Sandro Botticelli, in a fresco for the Sistine Chapel celebrating the Cleansing of the Leper in the foreground and the Temptation of Christ above, designed the east façade of the Ospedale Church to symbolize the Temple of Jerusalem.11 In light of the magnitude of care the Ospedale Santo Spirito has graced upon so many in the Eternal City throughout the centuries, and the extensive artistic program gracing its walls, it likewise represents a temple of humanity and benevolence.

End notes

  1. See Blondin, Jill E., “Power Made Visible: Pope Sixtus IV as “Urbis Restaurator” in Quattrocento Rome,” in The Catholic Historical Review, (Jan 2005), Vol. 91, No. 1, pp. 1-25, p. 4 for Brandolini poem in Latin and references. For a more general survey of Sixtus and the art he commissioned for the Ospedale, see Eunice D. Howe, Art and Culture at the Sistine Court: Platina’s “Life of Sixtus IV” and the Frescoes of the Hospital of Santo Spirito. Studi e Testi 422. Vatican City: Biblioteca Apostolica Vaticana, 2005.
  2. Blondin, 8.
  3. Blondin, 10.
  4. Ospedale Santo Spirito in Sassia, The Hospital of the Holy Spirit in Rome, adapted from a colloquium given on February 28, 1995 to doctoral students in the School of Nursing, University of Wisconsin-Milwaukee, https://www.santacruzspirituality.net/hospital.htm. Concerning the Bank, it was founded by Pope Paul V in 1605 and operated as Rome’s longest running bank until it merged in 1992, first with Banco di Roma, and later again with several others.
  5. De Angelis, Pietro, Ospedale di Santo Spirito in Saxia, Vol.
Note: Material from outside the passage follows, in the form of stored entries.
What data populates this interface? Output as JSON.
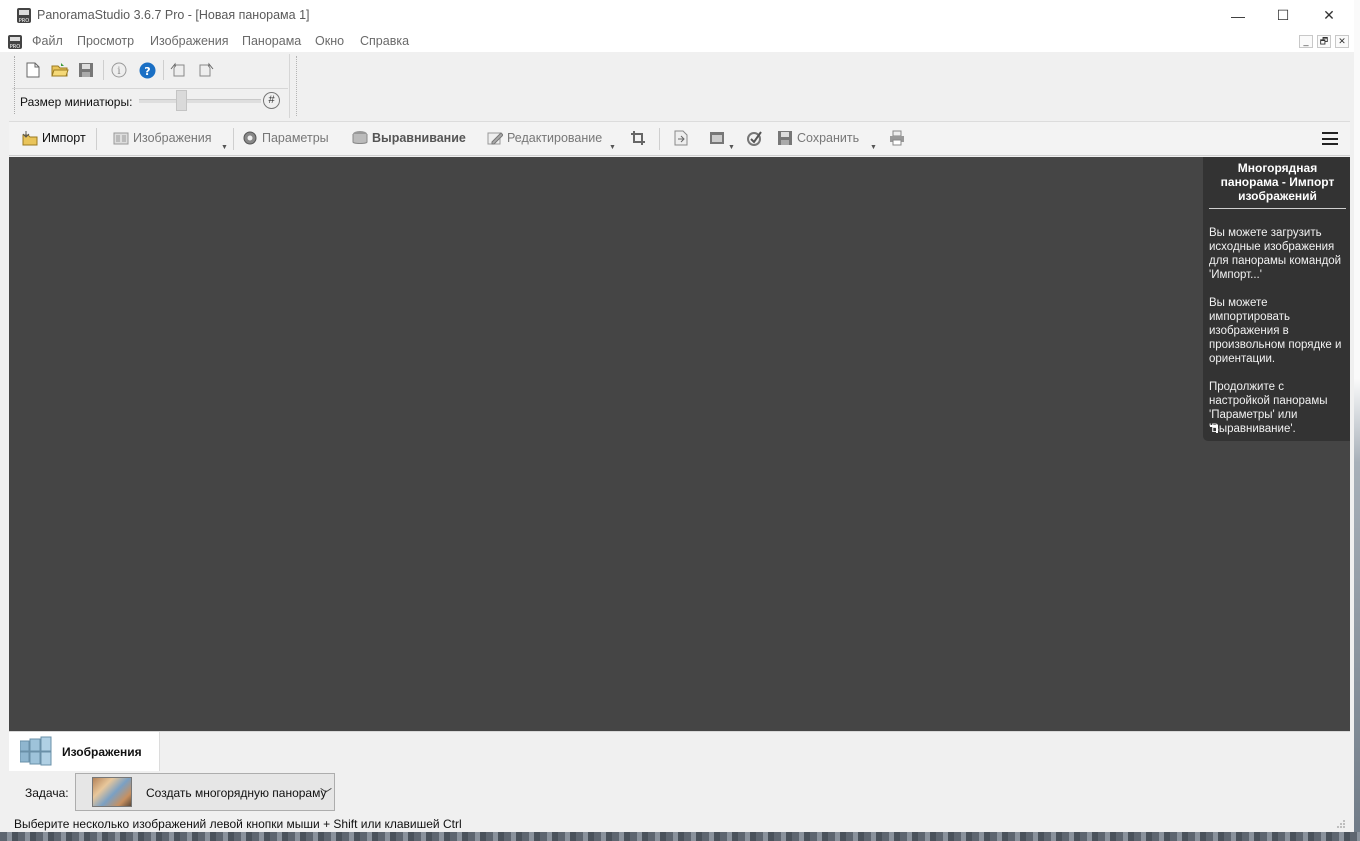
{
  "window": {
    "title": "PanoramaStudio 3.6.7 Pro - [Новая панорама 1]",
    "controls": {
      "minimize": "—",
      "maximize": "☐",
      "close": "✕"
    }
  },
  "menu": {
    "items": [
      "Файл",
      "Просмотр",
      "Изображения",
      "Панорама",
      "Окно",
      "Справка"
    ],
    "mdi": {
      "minimize": "_",
      "restore": "🗗",
      "close": "✕"
    }
  },
  "toolbar": {
    "icons": [
      "new-icon",
      "open-icon",
      "save-icon",
      "info-icon",
      "help-icon",
      "rotate-left-icon",
      "rotate-right-icon"
    ],
    "thumb_label": "Размер миниатюры:",
    "hash_label": "#",
    "thumbnail_size_fraction": 0.33
  },
  "ribbon": {
    "import": "Импорт",
    "images": "Изображения",
    "params": "Параметры",
    "align": "Выравнивание",
    "edit": "Редактирование",
    "save": "Сохранить"
  },
  "help": {
    "title": "Многорядная панорама - Импорт изображений",
    "p1": "Вы можете загрузить исходные изображения для панорамы командой 'Импорт...'",
    "p2": "Вы можете импортировать изображения в произвольном порядке и ориентации.",
    "p3": "Продолжите с настройкой панорамы 'Параметры' или 'Выравнивание'."
  },
  "tabs": {
    "images": "Изображения"
  },
  "task": {
    "label": "Задача:",
    "value": "Создать многорядную панораму"
  },
  "status": {
    "text": "Выберите несколько изображений левой кнопки мыши + Shift или клавишей Ctrl"
  },
  "colors": {
    "workspace": "#454545",
    "help_box": "#333333",
    "help_icon": "#1a6fc4"
  }
}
I: Dalle origini al 1300. Rome: Biblioteca della Lancisiana, 1960.
  6. Barker, Naomi, “Frescobaldi at the Ospedale di Santo Spirito: a portfolio career in 17th-century Rome,” Early Music, Volume 49, Issue 3, August 2021, 395–412. See 400.
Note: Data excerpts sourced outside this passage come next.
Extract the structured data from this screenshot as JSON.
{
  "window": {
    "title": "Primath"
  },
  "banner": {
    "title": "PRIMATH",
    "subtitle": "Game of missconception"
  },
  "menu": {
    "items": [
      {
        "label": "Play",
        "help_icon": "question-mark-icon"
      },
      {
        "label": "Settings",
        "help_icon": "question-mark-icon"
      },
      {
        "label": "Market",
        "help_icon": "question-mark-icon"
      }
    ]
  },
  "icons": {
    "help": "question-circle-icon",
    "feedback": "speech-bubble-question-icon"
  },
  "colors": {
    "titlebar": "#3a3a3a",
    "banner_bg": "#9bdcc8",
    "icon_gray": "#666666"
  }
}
  7. Keyvanian, Carla, “The Papal Hospital: Santo Spirito in Sassia,” in Hospitals and urbanism in Rome, 1200-1500. Walter S. Melion, Editor, Leiden: Brill, 2015. See 357.
  8. Diana Bullen Presciutti, “Dead Infants, Cruel Mothers, and Heroic Popes: The Visual Rhetoric of Foundling Care at the Hospital of Santo Spirito, Rome”, Renaissance Quarterly, Vol. 64, No. 3 (Fall 2011), 752-799. See 766.
  9. Ospedale Santo Spirito in Sassia, The Hospital of the Holy Spirit in Rome, adapted from a colloquium given on February 28, 1995 to doctoral students in the School of Nursing, University of Wisconsin-Milwaukee.  https://www.santacruzspirituality.net/hospital.htm
  10. See 708 in: “The Hospitals and Clinics of Rome,” The British Medical Journal, Mar. 31, 1894, Vol. 1, No. 1735, 707-711.
  11. This façade depicted in Botticelli’s fresco was obliterated in 1742 to make way for an extension eastward, designed by Ferdinando Fuga, but in 1927, restorers referred to Botticelli’s fresco and were able to rebuild the east façade as faithfully possible. See Keyvanian, C., 347.

DR. SALLY METZLER is an art historian and currently the Commission Chair of the Hektoen COVID-19 Monument of Honor, Remembrance, & Resilience.